Pada perayaan hari waisak umat Buddha memperingati kelahiran, pencerahan, dan kematian Buddha. Melakukan hal baik pada hari raya waisak juga menjadi penting untuk diterapkan oleh umat Buddha. Salah satu perbuatan baik adalah dengan menjadi vegetarian atau tidak mengonsumsi makanan selain daripada golongan nabati.
Filosofi dari menjadi vegetarian selama bulan waisak adalah sebuah bentuk kasih sayang dan cinta kasih kepada hewan. Dalam hal ini ketika mengonsumsi daging hewan artinya telah melewati proses penyembelihan. Proses penyembelihan dipandang sebagai bentuk penyiksaan kepada hewan yang tidak bersalah.
Hidangan vegetarian yang bisa dijumpai pada perayaan Hari Waisak adalah Gado-gado. Ya, the local salad from Indonesia alias salad khas Indonesia. Asal-usul penamaan gado-gado sampai hari ini memang masih menjadi teka-teki. Namun, sebagian berkeyakinan bahwa makanan yang terdiri dari sayuran itu adalah hasil modifikasi antara pecel Jawa dan budaya Tionghoa yang disukai oleh Belanda.

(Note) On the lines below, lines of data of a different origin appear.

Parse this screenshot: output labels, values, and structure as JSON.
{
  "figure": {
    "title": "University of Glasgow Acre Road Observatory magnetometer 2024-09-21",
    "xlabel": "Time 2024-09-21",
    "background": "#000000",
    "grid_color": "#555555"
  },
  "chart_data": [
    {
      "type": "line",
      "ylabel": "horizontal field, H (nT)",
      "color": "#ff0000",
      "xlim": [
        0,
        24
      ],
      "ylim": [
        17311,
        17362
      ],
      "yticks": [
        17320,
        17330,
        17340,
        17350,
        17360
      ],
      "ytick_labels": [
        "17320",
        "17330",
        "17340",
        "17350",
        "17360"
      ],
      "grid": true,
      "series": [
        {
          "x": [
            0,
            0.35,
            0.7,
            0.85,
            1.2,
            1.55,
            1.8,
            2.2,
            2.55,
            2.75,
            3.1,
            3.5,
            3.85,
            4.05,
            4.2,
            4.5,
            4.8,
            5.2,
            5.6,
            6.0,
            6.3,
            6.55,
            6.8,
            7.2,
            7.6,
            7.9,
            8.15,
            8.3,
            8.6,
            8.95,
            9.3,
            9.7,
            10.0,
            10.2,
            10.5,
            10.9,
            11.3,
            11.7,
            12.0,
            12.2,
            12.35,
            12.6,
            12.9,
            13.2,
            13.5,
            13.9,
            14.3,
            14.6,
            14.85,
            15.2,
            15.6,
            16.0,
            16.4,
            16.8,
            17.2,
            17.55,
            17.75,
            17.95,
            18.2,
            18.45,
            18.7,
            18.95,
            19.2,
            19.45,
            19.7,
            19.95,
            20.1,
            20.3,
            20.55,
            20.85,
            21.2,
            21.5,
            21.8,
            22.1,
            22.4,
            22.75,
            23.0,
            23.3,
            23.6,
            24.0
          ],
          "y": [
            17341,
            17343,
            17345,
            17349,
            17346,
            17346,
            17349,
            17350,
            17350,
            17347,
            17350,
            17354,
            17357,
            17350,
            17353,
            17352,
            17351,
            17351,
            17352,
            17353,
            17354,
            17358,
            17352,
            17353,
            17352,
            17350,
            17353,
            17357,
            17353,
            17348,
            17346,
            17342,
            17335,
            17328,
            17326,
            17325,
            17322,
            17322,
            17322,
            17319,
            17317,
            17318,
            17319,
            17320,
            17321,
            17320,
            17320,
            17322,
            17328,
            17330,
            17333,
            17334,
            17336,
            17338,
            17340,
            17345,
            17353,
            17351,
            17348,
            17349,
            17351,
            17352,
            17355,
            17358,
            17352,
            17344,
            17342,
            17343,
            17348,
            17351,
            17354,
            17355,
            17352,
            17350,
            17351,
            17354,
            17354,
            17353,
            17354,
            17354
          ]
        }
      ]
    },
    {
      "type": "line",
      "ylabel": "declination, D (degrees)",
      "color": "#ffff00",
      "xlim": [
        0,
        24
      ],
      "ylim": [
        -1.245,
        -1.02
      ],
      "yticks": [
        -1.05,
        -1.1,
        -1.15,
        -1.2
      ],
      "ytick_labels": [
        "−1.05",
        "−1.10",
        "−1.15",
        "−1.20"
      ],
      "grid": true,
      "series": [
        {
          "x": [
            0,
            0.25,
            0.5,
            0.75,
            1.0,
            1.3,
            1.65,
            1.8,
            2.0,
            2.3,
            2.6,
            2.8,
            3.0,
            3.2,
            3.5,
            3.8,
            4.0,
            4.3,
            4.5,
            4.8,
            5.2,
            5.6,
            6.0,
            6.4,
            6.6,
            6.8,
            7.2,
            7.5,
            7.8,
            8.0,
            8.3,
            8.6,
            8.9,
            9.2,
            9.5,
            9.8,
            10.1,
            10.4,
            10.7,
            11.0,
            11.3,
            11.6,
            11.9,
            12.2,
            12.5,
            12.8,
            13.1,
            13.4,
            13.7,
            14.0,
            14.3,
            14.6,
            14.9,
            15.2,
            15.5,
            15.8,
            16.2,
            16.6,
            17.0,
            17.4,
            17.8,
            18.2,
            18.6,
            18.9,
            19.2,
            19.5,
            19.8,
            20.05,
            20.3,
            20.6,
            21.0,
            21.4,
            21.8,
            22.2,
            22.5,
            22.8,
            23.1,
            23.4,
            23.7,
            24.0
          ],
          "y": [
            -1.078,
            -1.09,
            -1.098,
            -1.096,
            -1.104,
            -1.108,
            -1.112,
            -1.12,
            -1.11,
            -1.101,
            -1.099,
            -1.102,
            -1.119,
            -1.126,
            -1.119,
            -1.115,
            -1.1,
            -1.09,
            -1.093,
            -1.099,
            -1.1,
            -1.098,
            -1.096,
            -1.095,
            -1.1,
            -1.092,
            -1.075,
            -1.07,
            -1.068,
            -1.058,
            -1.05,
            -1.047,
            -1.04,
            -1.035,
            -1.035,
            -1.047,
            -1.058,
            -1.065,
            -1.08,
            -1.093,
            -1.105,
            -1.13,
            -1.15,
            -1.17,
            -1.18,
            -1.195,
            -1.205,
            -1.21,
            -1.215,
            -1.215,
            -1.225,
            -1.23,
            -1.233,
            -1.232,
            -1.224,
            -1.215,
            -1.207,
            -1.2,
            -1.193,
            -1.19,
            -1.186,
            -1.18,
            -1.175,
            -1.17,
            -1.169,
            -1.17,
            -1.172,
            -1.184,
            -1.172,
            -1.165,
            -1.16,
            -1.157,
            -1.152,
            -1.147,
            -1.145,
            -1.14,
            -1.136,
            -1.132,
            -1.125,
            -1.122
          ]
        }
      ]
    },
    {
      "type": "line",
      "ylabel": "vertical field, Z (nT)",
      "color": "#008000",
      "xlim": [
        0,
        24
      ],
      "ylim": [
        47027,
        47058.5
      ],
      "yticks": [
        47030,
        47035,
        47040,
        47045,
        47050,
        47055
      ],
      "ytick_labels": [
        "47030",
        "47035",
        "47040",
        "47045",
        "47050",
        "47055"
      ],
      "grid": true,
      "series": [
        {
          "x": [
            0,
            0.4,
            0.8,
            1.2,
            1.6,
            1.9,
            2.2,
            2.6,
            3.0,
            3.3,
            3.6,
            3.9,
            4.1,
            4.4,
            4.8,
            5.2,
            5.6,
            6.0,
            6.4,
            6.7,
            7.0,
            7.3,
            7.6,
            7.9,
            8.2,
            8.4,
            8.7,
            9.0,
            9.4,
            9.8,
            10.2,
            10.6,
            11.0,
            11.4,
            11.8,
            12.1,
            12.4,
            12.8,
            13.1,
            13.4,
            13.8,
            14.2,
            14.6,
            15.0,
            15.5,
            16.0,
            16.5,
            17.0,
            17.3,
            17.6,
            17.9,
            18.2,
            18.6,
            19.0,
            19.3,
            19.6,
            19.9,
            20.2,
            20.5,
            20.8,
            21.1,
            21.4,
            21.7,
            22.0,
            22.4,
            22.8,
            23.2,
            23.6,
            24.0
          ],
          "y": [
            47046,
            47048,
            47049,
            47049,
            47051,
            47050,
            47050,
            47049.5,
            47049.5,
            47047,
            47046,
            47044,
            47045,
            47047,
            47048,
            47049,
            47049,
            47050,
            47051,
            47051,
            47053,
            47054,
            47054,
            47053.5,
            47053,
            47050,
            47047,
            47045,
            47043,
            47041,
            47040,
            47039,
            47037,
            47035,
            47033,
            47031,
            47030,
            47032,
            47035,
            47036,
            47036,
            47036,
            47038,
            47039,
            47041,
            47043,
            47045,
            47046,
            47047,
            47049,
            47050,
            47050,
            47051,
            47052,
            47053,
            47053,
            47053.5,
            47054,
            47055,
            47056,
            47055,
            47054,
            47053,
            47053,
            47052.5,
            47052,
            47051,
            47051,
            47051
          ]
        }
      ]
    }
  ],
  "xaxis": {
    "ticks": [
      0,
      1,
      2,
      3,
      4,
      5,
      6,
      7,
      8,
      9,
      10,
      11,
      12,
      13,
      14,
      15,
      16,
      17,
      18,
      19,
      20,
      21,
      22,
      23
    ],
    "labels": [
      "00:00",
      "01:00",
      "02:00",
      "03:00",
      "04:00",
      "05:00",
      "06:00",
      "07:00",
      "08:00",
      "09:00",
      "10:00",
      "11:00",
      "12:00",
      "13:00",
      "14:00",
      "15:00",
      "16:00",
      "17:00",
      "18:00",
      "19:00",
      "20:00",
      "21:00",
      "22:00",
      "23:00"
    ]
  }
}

Gado-gado adalah makanan khas indonesia yang terdiri dari beberapa jenis sayuran seperti kangkung, tauge, kubis, kacang panjang dan jagung dengan tambahan tempe dan tahu goreng plus lontong. Sebagai sentuhan akhir salad lokal ini akan diguyur saus kacang. Soal rasa tidak usah diragukan lagi.
Selain gado-gado, ada lumpia dengan isian sayur. Makanan dari kota Semarang ini memiliki cerita yang cukup unik sebab lumpia tercipta dari cinta. Lumpia adalah perpaduan Tionghoa dan Indonesia.
Tjao Thay Yoe dari Provinsi Fu Kien mengunjungi Semarang sekitar tahun 1800 dengan tujuan mengadu nasib di Nusantara. Ia menjalankan usaha jajanan sejenis martabak khas Cina. Ia kemudian menikah dengan pribumi bernama Wasi. Mereka berkolaborasi menciptakan makanan yang kini telah tersaji di meja makan keluarga Indonesia baik hari biasa maupun di hari raya.